Friday, April 12, 2024

Everyone Loves Me

I watched the lead actor in this one (Lin Yi) in Put Your Head on My Shoulder and quite liked him in it, so when I saw he was in Everyone Loves Me, I thought I'd give it a try. It's a similar kind of set up -- enemies to lovers. But going both ways. 

So, in this one, the female lead, Yue Qian Ling (actress Zhou Ye), is a digital artist and works as an intern on an otome game while she finishes up her degree. Gu Xun (Lin Yi) is a game designer (programmer/idea guy?) who is known as an aloof dude. Qian Ling is enamored with Gu Xun, but he really has never paid any attention to her...

Which isn't totally true. They're actually in a FPS gaming group together, but there they go under the avatars "Campus Hunk" and "Sticky Dough Twist". They also even play at the same arcade and are often vying against each other for first place. Gu Xun is very interested in Sticky Dough Twist, not knowing it's Qian Ling. While gaming, she's talented, harsh, and tells it like it is. When she asks for advice on how to get her crush to like her, he gives her advice to act like a timid, weak "I need saving" kind of girl, which is nothing at all like she's like.

But she tries it. But it of course backfires because she's trying the "naive" girl shtick on HIM and he hates those kind of girls. 

Here is where I gotta say this show isn't as good as Put Your Head on My Shoulder. She's (for the first 6 episodes) trying SO hard to re-make herself into what she thinks he wants and is SO forgiving when he's a total ass to her. It's painful. And, I mean, I get why he gets annoyed at her, because anyone with a brain would be annoyed by her. But he is a total ass. As a viewer, I was getting mad at both of them--her for trying to hard to completely change herself just for a guy that treats her like garbage and him for just being a jerk.

After episode 6 I was thinking that I'd just give it up. But I thought I'd at least check some reviews to see if it improves (especially after I realised it had over 20 episodes, even if they are just 40ish minutes instead of an hour). And the couple of reviews I clicked on seemed to note the same dragging issue BUT they all said episode 7 is where it picks up. 

So I figured I'd give it another couple and watched episode 7 and 8. It does improve. Basically, she confesses as Qian Ling and he rejects her in a very public way. That FINALLY FFS snaps her out of it and she vows to have nothing else to do with him. But, in the same episode, when she's venting to her online gaming group that night, he figures out that she's Sticky Dough Twist. So now the tables have been turned. 

He's trying to apologise and explain himself and she's having none of it -- and finally acting like herself instead of a meek idiot girl.
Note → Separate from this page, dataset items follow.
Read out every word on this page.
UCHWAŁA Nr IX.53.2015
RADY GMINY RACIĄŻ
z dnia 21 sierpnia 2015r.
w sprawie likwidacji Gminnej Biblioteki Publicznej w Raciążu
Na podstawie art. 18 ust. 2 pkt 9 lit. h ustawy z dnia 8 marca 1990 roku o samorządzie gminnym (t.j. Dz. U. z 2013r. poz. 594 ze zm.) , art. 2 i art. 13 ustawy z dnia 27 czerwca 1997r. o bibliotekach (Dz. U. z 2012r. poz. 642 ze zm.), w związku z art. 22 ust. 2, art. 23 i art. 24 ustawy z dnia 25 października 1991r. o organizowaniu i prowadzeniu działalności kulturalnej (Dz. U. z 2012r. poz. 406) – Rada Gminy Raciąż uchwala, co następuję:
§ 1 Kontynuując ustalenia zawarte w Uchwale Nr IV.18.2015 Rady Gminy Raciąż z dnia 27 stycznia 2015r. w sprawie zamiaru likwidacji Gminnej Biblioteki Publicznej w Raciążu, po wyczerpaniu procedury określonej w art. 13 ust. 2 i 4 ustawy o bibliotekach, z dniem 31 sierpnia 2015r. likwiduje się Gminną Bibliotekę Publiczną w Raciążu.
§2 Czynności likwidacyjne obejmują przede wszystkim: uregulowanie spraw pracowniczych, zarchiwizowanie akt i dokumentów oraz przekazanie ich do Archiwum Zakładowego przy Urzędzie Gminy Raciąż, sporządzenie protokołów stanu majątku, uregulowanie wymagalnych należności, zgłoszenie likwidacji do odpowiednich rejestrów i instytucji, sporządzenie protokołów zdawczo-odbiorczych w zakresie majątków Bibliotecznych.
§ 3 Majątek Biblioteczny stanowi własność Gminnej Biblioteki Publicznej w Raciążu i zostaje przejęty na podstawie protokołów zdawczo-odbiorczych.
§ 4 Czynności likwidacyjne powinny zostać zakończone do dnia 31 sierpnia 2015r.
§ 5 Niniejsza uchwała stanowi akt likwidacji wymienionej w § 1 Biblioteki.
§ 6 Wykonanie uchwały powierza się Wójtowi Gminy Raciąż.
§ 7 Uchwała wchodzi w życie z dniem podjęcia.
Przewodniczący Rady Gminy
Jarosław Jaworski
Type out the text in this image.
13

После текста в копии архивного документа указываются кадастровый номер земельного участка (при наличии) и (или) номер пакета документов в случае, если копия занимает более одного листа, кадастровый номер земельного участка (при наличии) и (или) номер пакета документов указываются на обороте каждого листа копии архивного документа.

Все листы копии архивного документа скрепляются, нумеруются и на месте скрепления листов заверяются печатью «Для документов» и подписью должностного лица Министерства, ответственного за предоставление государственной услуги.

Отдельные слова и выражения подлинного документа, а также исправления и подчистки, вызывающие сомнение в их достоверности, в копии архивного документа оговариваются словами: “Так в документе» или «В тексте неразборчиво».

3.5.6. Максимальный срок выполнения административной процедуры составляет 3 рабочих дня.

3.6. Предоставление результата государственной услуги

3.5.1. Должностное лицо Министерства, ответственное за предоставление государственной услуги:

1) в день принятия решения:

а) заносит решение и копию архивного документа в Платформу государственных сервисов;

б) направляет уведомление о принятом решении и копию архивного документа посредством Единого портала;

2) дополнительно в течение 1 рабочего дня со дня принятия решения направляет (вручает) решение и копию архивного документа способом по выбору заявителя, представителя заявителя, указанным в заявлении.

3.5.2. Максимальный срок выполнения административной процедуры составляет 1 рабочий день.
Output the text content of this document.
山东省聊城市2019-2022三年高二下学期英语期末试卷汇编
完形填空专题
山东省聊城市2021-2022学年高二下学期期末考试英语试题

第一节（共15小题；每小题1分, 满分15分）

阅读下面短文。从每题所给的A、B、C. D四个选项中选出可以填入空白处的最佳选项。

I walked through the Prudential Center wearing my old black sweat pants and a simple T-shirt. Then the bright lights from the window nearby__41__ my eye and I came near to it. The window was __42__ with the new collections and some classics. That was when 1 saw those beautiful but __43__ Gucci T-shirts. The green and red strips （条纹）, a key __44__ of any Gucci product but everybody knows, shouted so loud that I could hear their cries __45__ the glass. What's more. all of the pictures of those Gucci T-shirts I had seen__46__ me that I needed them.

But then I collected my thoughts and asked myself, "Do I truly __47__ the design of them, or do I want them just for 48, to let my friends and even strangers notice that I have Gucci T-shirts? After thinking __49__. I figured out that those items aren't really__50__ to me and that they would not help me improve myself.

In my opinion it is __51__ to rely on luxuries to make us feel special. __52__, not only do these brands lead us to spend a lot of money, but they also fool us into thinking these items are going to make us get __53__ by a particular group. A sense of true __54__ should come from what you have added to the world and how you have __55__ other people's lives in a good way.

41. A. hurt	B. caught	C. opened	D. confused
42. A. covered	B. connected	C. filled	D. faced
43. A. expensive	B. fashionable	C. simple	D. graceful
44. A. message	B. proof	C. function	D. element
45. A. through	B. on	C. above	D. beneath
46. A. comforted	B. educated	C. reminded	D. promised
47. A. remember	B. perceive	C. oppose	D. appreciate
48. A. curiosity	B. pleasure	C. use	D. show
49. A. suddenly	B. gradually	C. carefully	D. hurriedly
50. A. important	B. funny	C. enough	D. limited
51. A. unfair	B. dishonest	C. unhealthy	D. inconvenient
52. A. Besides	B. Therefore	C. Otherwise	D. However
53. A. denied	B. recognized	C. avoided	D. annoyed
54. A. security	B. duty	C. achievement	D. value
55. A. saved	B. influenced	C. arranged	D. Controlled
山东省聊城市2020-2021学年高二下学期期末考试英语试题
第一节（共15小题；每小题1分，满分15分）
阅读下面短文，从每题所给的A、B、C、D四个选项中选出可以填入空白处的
Though I still have reservations as some of the reviews also talk about the increase in Chinese censorship and how that's led to a very lacklustre story (particular in the actual romance part). So I think I will probably continue watching it BUT I don't have super high expectations and I very very seriously doubt I'll like it more than PYHOMS. I may, honestly, just stick it out until they actually get together and then see if I want to stick around after that. It does remind me why I usually stick to the Korean stuff over the Chinese stuff, though I really would like to get better at Chinese.

Though, to be fair, I don't think it's the actors in this case--it's more the writing/plot.

Oh, and I forgot the second lead couple. The dude is one of Gu Xun's friends/co-worker and the girl is his very socially anxious assistant. I mean, it's actually painful to watch her. Other than for "plot reasons" I have no idea why he wouldn't have either fired her or reassigned her to a role where she doesn't have to talk to people. She can work if she doesn't have to actually, you know, communicate or talk to others. Things kinda essential to an executive assistant...

Lastly, I'll mention the game stuff -- I'm adjacent to programmers / otome knowledge / game design enough that I was interested in that side of the plot as well. Some of it is kinda realistic, but other bits really aren't (unless Chinese dev shops are totally different). But I think that's somewhat for the drama and office politics.

Oh. And the title is stupid. 

Edit: Hm. Ok. I've made it through episode 16 but I'm really kind of annoyed. One, they'd all be fired. They all act so inappropriately. It's like their 12 year olds, the lot of them, including some of the 'older' bosses. And he's STILL not confessed his feelings and now she's more or less back to liking him. I dunno. I'm feeling very waffle-y about it.